What does the body do? It has to regenerate ATP from ADP at a sufficient rate to meet its needs. The following facts make a simple prediction:

  1. No thiamine is required to run glycolysis
  2. No thiamine is required to convert pyruvate to lactate
  3. Thiamine is required to convert pyruvate to acetyl CoA
  4. Thiamine is required to run the TCA cycle (conversion of alphaketoglutarate to succinyl CoA)
  5. No thiamine is required to run OXPHOS
  6. Thiamine is required to run the pentose phosphate shunt, which generates NADPH as the ground zero antioxidant in the body.
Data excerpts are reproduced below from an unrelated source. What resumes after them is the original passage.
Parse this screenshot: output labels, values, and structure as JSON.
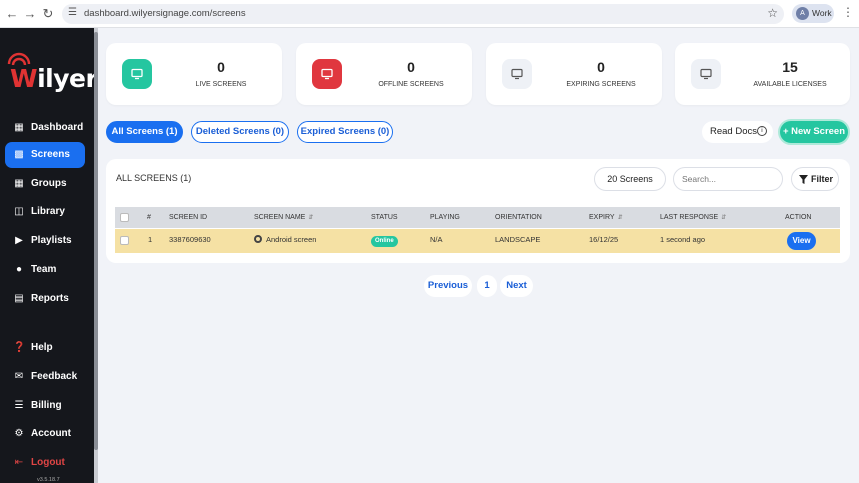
{
  "browser": {
    "url": "dashboard.wilyersignage.com/screens",
    "profile_initial": "A",
    "profile_label": "Work"
  },
  "brand": {
    "logo_text": "Wilyer",
    "logo_color": "#e03333"
  },
  "sidebar": {
    "items": [
      {
        "label": "Dashboard",
        "icon": "dashboard-icon"
      },
      {
        "label": "Screens",
        "icon": "monitor-icon",
        "active": true
      },
      {
        "label": "Groups",
        "icon": "grid-icon"
      },
      {
        "label": "Library",
        "icon": "library-icon"
      },
      {
        "label": "Playlists",
        "icon": "playlist-icon"
      },
      {
        "label": "Team",
        "icon": "team-icon"
      },
      {
        "label": "Reports",
        "icon": "report-icon"
      },
      {
        "label": "Help",
        "icon": "help-icon"
      },
      {
        "label": "Feedback",
        "icon": "feedback-icon"
      },
      {
        "label": "Billing",
        "icon": "cart-icon"
      },
      {
        "label": "Account",
        "icon": "gear-icon"
      },
      {
        "label": "Logout",
        "icon": "logout-icon"
      }
    ],
    "version": "v3.5.18.7"
  },
  "stats": [
    {
      "value": "0",
      "label": "LIVE SCREENS",
      "color": "#25c6a0"
    },
    {
      "value": "0",
      "label": "OFFLINE SCREENS",
      "color": "#e0373f"
    },
    {
      "value": "0",
      "label": "EXPIRING SCREENS",
      "color": "#eef1f6"
    },
    {
      "value": "15",
      "label": "AVAILABLE LICENSES",
      "color": "#eef1f6"
    }
  ],
  "tabs": {
    "all": "All Screens (1)",
    "deleted": "Deleted Screens (0)",
    "expired": "Expired Screens (0)"
  },
  "actions": {
    "read_docs": "Read Docs",
    "new_screen": "+ New Screen"
  },
  "table": {
    "title": "ALL SCREENS (1)",
    "count": "20 Screens",
    "search_placeholder": "Search...",
    "filter_label": "Filter",
    "headers": {
      "num": "#",
      "screen_id": "SCREEN ID",
      "screen_name": "SCREEN NAME",
      "status": "STATUS",
      "playing": "PLAYING",
      "orientation": "ORIENTATION",
      "expiry": "EXPIRY",
      "last_response": "LAST RESPONSE",
      "action": "ACTION"
    },
    "rows": [
      {
        "num": "1",
        "screen_id": "3387609630",
        "screen_name": "Android screen",
        "status": "Online",
        "playing": "N/A",
        "orientation": "LANDSCAPE",
        "expiry": "16/12/25",
        "last_response": "1 second ago",
        "action": "View"
      }
    ]
  },
  "pagination": {
    "previous": "Previous",
    "page": "1",
    "next": "Next"
  }
}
Thus, in the case of thiamine deficiency, not serious enough to manifest as beriberi, Wernicke’s encephalopathy, or Korsakoff’s syndrome, we predict:

  1. The body will produce more and more ATP by conversion of glucose to lactate.
  2. The liver will use 6 ATP to convert this lactate to glucose to keep the body going.
  3. Appetite will increase. As a result, the person will begin to eat more, which supplies more than enough calories to meet the extra calories wasted by the Cori cycle (takes 6 ATP for the liver to make glucose from lactate, while only 2 ATP are generated by converting glucose to lactate in muscles), and gain weight, and suffer from the sequelae of weight gain.
  4. TCA and OXPHOS will become less and less important in ATP production. Mitochondria will begin to power down.
  5. A selection process will begin by which cells that run glycolysis faster will overgrow those that run it less slowly. Over time, sugar-fermenting cells that can run glycolysis at 50 or more times the normal rate may be found. These cells will be able to produce energy at a sufficient rate with glycolysis-fermentation to support fast tumor growth.
  6. The person will be under increasing oxidative stress because NADPH production will be reduced. A1c will rise, acute phase proteins will rise, AGE-products will increase, mitochondria may become impaired, and the free radicals produced in mitochondria may damage nuclear DNA, eventually leading to an increased risk for development of cancer.
  7. As thiamine deficiency increases, less essential thiamine-requiring reactions will be inhibited, their enzymes turned over, and the thiamine recycled to the enzymes with greater affinity for thiamine, which in the ideal case would be those most crucial for short-term survival (the body’s focus is always on the short term survival).
  8. As thiamine deficiency increases, peripheral neuropathy and peripheral edema may begin, and in more extreme cases, Korsakoff’s syndrome, Wernicke’s encephalopathy, and in the most extreme case, wet beriberi, cardiomegaly and congestive heart failure.

Note that the symptoms of diabetes and those of thiamine deficiency overlap a lot. How much of this is due to sugar excess -doctors think this EXCESS is the more important- and how much is thiamine deficiency and other nutrient deficiencies?